I wouldn’t try other drugs mainly because they are illegal, they are expensive, and I wouldn’t even know where to get them. I don’t move in those sorts of social circles. I avoid them. Besides, I have seen people’s lives ruined by drugs, and I don’t want that for me. For a lot of people, consuming drugs is “fun” and a good way of “relaxing”. I see their point, yet I prefer to try another healthy ways of having fun and relaxing.
And I’m not going to say I have never drunken alcohol; I have. But I have never been drunk. I don’t think getting drunk is a way of socialising, but I know a lot of people believe so. The thing is, I despise not having control over situations. So imagine getting drunk, and not having control over my own body and mind. It would be a disaster to be honest. However, I have nothing against drinking alcohol. It is fine, as long as you control yourself and it doesn’t become a dependency.
Another negative habits people tend to do when having an emotional breakdown, is self-harming and suicide attempts. I have never done them, nor they are in my plans. However, I don’t blame people for doing them. It is the same with smoking, getting drunk and consuming drugs; the pressure you may be suffering can make you turn to awful things that give your momentary pleasure, or seem like good outcomes in that moment.

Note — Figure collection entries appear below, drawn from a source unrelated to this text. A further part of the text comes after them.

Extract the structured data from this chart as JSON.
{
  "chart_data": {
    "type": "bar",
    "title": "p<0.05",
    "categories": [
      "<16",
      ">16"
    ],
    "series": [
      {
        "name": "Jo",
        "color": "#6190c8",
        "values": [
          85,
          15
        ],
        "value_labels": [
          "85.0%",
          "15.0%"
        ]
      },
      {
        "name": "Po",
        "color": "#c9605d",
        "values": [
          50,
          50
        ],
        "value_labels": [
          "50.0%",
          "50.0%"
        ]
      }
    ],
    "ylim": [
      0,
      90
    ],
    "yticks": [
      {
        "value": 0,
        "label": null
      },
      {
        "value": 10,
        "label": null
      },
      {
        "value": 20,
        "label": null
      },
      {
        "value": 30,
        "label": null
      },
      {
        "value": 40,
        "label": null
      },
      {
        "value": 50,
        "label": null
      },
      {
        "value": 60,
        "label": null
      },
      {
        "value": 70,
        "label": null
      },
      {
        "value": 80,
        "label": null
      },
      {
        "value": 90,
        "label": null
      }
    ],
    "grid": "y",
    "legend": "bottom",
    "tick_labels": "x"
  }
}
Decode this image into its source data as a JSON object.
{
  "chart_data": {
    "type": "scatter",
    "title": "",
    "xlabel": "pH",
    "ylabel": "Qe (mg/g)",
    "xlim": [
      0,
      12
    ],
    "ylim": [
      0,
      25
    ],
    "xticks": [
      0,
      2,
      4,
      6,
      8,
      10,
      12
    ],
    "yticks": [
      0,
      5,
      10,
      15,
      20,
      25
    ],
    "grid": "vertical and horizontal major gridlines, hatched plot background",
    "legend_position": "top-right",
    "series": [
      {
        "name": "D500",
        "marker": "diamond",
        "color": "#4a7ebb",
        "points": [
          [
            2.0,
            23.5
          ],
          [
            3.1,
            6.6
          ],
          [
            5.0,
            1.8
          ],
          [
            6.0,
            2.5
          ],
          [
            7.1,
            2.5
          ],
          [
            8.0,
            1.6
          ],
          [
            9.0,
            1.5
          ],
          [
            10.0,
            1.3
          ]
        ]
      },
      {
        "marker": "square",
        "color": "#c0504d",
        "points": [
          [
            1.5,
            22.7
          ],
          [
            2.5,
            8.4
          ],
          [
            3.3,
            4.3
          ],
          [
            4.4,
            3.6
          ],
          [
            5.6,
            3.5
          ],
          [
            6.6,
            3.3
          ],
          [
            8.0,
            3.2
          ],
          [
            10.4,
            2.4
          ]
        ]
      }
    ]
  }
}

Sometimes, enough is enough. Your mind goes weak. Your body goes weak. But in some way, I have always been determined enough to say no to these things. I always remind myself these bad habits are not the solution of my problems; they are the beginning of new ones. I kick them away from my mind. I think about all my dreams and aspirations, and how I won’t be able to perform them if I’m a drug addict, an alcoholic, or much worse; I’m dead. Also, I think about people who love me, and how much they would suffer if I had an addiction that is harming me, or if I died.
On conclusion, we all feel down at least one time in our life. In most cases, it is more than one time. My recommendations to overcome an emotional breakdown are easy to follow: understanding feeling down is normal, figuring out why you are having negative vibrations, talking to someone you trust and who will understand you (if possible), reflecting about the motive of the emotional breakdown, solving the problem (if possible), and distracting yourself (if needed).
In addition, I try to be strong, and say no to smoking, drugs, self-harm, suicide, and high alcohol consumption. These lifestyle choices have the power enough to ruin your life and most of your opportunities; they can even wreck your relationships and spoil dreams. If you ever feel like you can’t cope alone anymore, talk with your parents or with an adult your trust such as your teacher, or your doctor. Charities and local authorities (social services) can also be helpful if there is no one on your social circles that can help you. Remember; you are not alone. Never.